Lewis then goes on to describe how virtually everything in the coffee-shop is of Western origin, from the newspaper read by the patron to the clothes he wears, to the furniture he sits on, is of Western origin. Trousers, newspapers, radios, and cigarettes – all items readily found in a Middle Eastern café – are innovations introduced from the West. But to understand the profound extent of these changes, consider that coffee was originally exported to Europe from the Middle East. The term mocha comes from al-Mukha a Red Sea port in Yemen that was a major center of the coffee trade. For a time in the sixteenth and seventeenth centuries, coffee was the key to prosperity, after the western powers mastered ocean routes to the Far East – undermining Middle Eastern dominance of the spice trade. But this did not last, Lewis writes:
By the end of the eighteenth century, when a Turk or Arab drank a cup of coffee, both the coffee and the sugar had been grown in European colonies and imported by Europeans. Only the hot water was of local provenance. During the nineteenth century, even that became doubtful, as European companies developed the new utilities in Middle Eastern cities.

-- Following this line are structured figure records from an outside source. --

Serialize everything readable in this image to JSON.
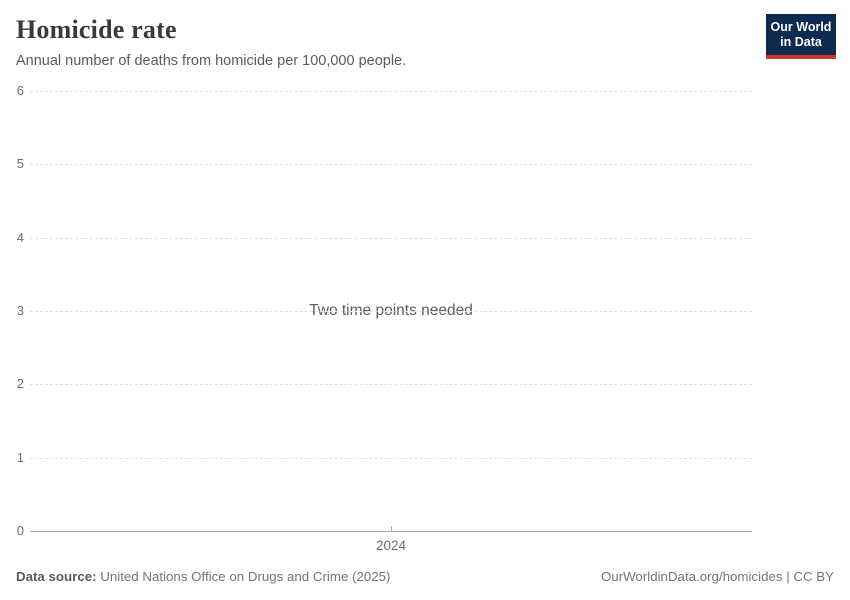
{
  "header": {
    "title": "Homicide rate",
    "subtitle": "Annual number of deaths from homicide per 100,000 people.",
    "logo": {
      "line1": "Our World",
      "line2": "in Data",
      "bg_color": "#0d2a50",
      "accent_color": "#cc3731"
    }
  },
  "chart_data": {
    "type": "line",
    "title": "Homicide rate",
    "subtitle": "Annual number of deaths from homicide per 100,000 people.",
    "series": [],
    "empty_state_message": "Two time points needed",
    "x_tick_labels": [
      "2024"
    ],
    "y_tick_labels": [
      "0",
      "1",
      "2",
      "3",
      "4",
      "5",
      "6"
    ],
    "ylim": [
      0,
      6
    ],
    "grid": "horizontal-dashed",
    "legend": "none",
    "colors": {
      "gridline": "#e2e2e2",
      "axis_line": "#a7a7a7",
      "tick_text": "#6e6e6e"
    }
  },
  "footer": {
    "datasource_label": "Data source:",
    "datasource_value": "United Nations Office on Drugs and Crime (2025)",
    "attribution": "OurWorldinData.org/homicides | CC BY"
  }
}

Lewis’ book is about far more than the history of coffee in the Middle East. But coffee is an apt symbol of how Middle Easterners have been overwhelmed by the West and hopelessly buffeted by its overpowering military, economic, and cultural strength. Conspiracy theories flourish in that environment. 9/11 (and to some extent terrorism in general) is a product of this feeling of helplessness. Western military powers can bomb the Middle East at will. 9/11 was a response.

New Narrative Needed
None of the above is to justify terrorism. But the conflict with radical Islam is a global insurgency and in an insurgency the critical battlespace is hearts and minds. David KilCullen, in his landmark article Twenty-Eight Articles: Fundamentals of Company-level Counterinsurgency gives a ground level view of what is required – but it is worth considering and extrapolating to a global scale.
Since counterinsurgency is a competition to mobilize popular support, it pays to know how people are mobilized. In most societies there are opinion-makers: local leaders, pillars of the community, religious figures, media personalities, and others who set trends and influence public perceptions. This influence, including the pernicious influence of the insurgents, often takes the form of a —single narrative“: a simple, unifying, easily-expressed story or explanation that organizes people‘s experience and provides a framework for understanding events. Nationalist and ethnic historical myths, or sectarian creeds, provide such a narrative. The Iraqi insurgents have one, as do al-Qa‘ida and the Taliban. To undercut their influence you must exploit an alternative narrative: or better yet, tap into an existing narrative that excludes the insurgents. …you might use a nationalist narrative to marginalize foreign fighters in your area, or a narrative of national redemption to undermine former regime elements that have been terrorizing the population. At the company level, you do this in baby steps, by getting to know local opinion-makers, winning their trust, learning what motivates them and building on this to find a single narrative that emphasizes the inevitability and rightness of your ultimate success. This is art, not science.
The jihad against Starbucks fits into a well established narrative. The challenge of developing a compelling alternative remains.